De 1981 à 2011, les navettes spatiales américaines ont effectué 135 vols véhiculant 356 astronautes de 16 pays différents (14 ont perdu la vie).
1.4. Dates clés
12 avril 1981 : décollage de la première navette Columbia, 20 ans jour pour jour après le vol de Iouri Gagarine.
28 janvier 1986 : explosion de Challenger en direct à la télévision, 73 secondes après son décollage. La mort des sept membres d'équipage traumatise l'Amérique.
24 Avril 1990 : le télescope spatial Hubble, qui a révolutionné nos connaissances de l'Univers, est mis en orbite par Discovery. Sa « myopie » sera réparée en décembre 1993 lors d'une mission sur Endeavour.
6 février 1995 : premier « rendez-vous » d'une navette, Discovery, avec la station russe Mir. La rencontre des deux équipages marque le début de la coopération entre les deux puissances spatiales.
7 décembre 1998 : début de l'assemblage de la Station spatiale internationale (ISS) avec l'amarrage du module américain Unity, acheminé par Endeavour, à Zarya, module russe mis sur orbite 15 jours auparavant.
1er février 2003 : Columbia explose lors de son retour dans l'atmosphère. Cette seconde catastrophe marque un coup d'arrêt des missions pendant plus de deux ans.
11 février 2008 : l'Europe intègre l'ISS avec son laboratoire Columbus acheminée par Atlantis, avec à son bord le Français Léopold Eyharts.
12 février 2010 : Endeavour achemine les derniers éléments construits par la NASA pour l'ISS, quasiment terminée.
8 juillet 2011 : dernier lancement d'une navette spatiale, Atlantis, pour une mission de ravitaillement.
2. Les autres projets de navette spatiale
L'U.R.S.S. a construit également une navette spatiale. Celle-ci a été testée lors d'un vol entièrement automatique, en 1988, puis abandonnée.
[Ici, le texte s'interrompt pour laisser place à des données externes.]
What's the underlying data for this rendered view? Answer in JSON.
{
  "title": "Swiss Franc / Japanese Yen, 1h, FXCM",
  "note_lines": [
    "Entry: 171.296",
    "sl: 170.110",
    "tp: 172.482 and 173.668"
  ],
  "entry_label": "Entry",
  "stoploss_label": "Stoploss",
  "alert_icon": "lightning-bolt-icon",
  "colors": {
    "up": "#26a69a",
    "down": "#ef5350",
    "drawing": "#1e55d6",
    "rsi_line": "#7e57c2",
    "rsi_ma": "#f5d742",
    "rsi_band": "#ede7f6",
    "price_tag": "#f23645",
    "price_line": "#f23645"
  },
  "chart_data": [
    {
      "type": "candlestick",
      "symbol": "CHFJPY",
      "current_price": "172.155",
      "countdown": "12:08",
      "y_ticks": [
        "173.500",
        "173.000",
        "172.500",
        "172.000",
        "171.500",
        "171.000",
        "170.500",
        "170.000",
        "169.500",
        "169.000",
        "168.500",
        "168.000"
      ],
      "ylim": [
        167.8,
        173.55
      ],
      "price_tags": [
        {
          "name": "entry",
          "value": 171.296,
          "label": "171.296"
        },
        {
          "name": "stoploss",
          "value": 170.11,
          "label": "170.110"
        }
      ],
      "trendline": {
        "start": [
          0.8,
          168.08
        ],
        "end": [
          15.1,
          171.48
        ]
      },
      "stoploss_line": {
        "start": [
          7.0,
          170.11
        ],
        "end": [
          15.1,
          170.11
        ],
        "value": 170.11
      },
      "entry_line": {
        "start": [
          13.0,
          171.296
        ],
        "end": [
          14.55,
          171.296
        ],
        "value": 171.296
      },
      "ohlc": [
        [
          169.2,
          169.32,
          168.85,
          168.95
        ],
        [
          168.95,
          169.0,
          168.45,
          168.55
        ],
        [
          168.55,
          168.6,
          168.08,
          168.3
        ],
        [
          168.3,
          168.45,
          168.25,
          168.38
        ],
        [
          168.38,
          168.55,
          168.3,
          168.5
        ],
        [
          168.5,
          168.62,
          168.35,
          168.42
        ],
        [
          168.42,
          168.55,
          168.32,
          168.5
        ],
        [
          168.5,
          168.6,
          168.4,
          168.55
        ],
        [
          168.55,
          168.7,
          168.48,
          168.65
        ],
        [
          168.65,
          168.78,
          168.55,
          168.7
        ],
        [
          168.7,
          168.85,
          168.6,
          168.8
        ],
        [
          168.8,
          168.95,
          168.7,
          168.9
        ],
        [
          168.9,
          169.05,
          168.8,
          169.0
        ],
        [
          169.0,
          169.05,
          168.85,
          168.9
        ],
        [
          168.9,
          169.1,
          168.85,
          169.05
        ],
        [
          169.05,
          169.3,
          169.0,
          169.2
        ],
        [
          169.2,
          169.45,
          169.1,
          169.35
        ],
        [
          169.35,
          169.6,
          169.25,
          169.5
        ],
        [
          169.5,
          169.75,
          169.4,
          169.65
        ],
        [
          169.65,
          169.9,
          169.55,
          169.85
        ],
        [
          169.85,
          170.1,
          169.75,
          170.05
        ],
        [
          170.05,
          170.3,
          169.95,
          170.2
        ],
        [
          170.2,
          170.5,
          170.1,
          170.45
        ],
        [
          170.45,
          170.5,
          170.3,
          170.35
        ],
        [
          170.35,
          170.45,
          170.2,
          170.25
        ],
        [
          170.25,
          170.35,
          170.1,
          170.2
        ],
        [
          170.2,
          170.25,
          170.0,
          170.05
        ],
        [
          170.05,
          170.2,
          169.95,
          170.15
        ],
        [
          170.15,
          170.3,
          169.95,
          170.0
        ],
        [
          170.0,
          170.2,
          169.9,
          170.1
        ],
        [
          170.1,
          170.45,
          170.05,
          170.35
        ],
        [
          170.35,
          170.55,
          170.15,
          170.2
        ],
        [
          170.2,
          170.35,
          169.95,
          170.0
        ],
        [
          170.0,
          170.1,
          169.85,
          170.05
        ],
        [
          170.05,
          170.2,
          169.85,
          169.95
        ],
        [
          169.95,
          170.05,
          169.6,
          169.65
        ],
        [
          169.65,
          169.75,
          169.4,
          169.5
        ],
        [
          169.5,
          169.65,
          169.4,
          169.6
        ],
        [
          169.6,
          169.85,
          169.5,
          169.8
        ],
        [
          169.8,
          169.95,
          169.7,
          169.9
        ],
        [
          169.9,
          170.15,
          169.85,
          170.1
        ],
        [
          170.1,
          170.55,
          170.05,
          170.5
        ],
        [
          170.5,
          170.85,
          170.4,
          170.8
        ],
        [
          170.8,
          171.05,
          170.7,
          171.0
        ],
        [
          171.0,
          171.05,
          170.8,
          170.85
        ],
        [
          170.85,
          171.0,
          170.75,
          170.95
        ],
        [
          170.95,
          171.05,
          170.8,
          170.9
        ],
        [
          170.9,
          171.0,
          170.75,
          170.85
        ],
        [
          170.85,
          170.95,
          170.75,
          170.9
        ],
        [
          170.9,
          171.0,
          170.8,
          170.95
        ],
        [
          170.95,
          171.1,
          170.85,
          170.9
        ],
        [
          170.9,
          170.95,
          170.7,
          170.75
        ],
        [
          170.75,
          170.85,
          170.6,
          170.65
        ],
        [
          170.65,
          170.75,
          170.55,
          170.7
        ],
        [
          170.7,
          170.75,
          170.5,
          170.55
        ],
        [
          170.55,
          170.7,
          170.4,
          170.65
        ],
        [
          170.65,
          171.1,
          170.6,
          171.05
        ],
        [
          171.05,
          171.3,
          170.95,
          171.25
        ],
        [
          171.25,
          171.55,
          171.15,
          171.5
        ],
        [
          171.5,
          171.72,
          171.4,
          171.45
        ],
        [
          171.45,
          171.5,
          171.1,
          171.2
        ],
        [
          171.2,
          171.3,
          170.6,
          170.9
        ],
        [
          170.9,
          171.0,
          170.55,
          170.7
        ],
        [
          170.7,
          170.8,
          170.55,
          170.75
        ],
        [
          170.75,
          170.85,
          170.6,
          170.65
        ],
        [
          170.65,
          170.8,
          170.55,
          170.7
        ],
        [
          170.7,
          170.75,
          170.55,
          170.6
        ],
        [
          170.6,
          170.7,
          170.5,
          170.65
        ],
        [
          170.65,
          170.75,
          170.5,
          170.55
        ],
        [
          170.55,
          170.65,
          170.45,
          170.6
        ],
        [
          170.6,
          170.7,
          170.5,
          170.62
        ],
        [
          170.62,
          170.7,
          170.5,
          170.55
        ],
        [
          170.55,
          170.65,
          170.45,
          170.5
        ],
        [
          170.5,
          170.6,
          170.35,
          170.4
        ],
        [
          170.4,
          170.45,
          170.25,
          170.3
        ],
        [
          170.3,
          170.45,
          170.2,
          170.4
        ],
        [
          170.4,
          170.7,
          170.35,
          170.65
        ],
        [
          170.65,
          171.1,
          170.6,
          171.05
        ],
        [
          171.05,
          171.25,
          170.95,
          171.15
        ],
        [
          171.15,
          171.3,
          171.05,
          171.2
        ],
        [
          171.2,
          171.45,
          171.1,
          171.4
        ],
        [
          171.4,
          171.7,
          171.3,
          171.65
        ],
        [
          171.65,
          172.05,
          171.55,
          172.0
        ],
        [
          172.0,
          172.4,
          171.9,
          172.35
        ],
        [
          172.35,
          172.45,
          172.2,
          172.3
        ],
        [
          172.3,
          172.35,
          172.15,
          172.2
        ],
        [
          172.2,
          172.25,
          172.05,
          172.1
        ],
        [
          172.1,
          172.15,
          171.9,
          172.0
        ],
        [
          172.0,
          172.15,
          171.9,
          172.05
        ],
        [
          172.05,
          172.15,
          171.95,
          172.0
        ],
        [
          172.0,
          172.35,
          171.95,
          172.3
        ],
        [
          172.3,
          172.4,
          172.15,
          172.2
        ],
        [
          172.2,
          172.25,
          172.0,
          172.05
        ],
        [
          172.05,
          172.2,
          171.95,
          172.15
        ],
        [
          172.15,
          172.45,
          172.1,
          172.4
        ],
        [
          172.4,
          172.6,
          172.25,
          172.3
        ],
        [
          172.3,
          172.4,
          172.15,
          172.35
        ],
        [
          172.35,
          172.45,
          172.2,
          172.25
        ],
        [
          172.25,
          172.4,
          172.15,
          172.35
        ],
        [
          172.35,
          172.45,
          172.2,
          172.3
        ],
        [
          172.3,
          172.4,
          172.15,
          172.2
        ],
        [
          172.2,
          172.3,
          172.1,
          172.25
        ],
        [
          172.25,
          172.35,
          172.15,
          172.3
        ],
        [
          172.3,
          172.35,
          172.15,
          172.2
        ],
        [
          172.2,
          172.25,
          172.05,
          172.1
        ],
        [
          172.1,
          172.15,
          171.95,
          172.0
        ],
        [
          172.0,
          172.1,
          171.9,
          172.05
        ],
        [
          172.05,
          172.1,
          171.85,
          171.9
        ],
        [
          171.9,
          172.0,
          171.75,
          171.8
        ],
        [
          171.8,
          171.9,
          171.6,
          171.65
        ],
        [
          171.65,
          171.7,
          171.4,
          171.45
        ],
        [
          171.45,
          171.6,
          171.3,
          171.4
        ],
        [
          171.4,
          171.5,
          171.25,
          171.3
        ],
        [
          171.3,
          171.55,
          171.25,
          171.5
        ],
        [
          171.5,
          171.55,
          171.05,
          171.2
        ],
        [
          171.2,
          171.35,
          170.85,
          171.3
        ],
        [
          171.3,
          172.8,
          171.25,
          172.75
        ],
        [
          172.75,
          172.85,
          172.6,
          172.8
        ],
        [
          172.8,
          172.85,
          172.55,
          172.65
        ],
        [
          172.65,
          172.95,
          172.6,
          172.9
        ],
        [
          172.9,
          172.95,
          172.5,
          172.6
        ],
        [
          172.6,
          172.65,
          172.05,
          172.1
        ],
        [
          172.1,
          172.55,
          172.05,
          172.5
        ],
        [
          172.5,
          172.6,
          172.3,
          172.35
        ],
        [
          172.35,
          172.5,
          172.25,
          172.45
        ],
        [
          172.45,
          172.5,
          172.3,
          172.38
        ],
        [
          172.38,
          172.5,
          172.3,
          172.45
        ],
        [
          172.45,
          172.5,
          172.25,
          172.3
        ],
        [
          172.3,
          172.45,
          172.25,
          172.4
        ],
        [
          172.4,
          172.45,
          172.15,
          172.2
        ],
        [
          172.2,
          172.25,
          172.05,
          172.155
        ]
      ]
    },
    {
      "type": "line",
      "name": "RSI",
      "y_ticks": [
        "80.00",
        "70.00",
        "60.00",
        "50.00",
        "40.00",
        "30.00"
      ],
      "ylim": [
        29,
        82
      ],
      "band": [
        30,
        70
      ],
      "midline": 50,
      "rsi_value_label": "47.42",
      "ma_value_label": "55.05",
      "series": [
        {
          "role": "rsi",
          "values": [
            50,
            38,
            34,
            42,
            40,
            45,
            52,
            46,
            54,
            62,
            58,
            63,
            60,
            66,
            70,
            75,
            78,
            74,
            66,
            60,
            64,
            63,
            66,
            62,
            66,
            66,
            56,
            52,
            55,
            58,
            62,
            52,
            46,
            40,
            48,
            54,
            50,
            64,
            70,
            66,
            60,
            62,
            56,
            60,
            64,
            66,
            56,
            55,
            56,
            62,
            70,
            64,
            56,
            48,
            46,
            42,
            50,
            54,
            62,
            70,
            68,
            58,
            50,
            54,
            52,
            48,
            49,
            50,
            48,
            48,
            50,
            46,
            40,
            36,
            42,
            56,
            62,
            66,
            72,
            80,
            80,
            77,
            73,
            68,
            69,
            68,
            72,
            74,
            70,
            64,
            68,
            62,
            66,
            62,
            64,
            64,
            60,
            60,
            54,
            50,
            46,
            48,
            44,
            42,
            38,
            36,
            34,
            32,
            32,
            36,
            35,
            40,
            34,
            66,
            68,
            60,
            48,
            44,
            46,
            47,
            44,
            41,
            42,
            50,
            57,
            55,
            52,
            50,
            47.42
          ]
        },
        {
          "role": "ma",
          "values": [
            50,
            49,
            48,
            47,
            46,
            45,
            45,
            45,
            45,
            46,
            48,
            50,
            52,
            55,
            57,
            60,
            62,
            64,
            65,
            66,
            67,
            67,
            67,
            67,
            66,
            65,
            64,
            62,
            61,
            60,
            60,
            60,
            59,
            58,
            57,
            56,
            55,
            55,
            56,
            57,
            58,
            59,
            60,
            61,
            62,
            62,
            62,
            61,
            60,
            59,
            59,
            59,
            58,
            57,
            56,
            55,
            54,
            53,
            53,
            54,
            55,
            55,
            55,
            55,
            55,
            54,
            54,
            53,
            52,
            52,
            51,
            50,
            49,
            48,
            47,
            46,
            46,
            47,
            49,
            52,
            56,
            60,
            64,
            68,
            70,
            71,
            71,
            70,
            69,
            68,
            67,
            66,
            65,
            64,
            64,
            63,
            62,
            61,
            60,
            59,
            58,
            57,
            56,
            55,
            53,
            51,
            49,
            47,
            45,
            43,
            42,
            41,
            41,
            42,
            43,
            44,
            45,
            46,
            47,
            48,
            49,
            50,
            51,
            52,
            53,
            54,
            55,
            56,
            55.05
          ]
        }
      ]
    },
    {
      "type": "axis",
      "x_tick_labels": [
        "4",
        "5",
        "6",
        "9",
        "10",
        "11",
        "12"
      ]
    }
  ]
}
Elle se réduisait à un orbiteur, Bourane (mot russe signifiant « tempête de neige »), analogue aux orbiteurs américains à une différence notable près : doté seulement de moteurs de manœuvre et de contrôle d'attitude, il se comportait au décollage comme une charge utile passive, accrochée à un lanceur très puissant, Energia.
Le Japon s'est lancé également dans les années 1980 dans la mise au point d'une petite navette entièrement automatique, Hope-X, . Après des vols d'essais prometteurs d'un modèle réduit en 2003, le projet a été finalement abandonné.
L'Agence spatiale européenne, après avoir engagé en 1987 puis abandonné en 1992 (pour des raisons budgétaires) le projet de véhicule spatial récupérable Hermes, a décidé en 1994 la réalisation d'une capsule spatiale expérimentale, ARD (Atmospheric Reentry Demonstrator), qui constitue une première étape sur la voie de la construction d'un véhicule de transport d'équipages. Ce démonstrateur a été testé en 1998 lors du troisième vol de qualification du lanceur Ariane 5. Cependant, il ne devrait pas avoir de successeur, l'Agence spatiale européenne ayant renoncé à ses projets de véhicule de sauvetage d'équipage (CRV) et de véhicule de transport d'équipage (CTV).
Parmi les nombreux projets privés, pour la plupart abandonnés ou toujours en phase de conception, l'avion expérimental SpaceShipOne a effectué en 2004 des vols au-delà de l'atmosphère terrestre, à plus de 100 km d'altitude. En 2014, le crash de SpaceShipTwo lors d'un vol d'essai cause la mort de l'un des pilotes et compromet l'avenir du tourisme spatial.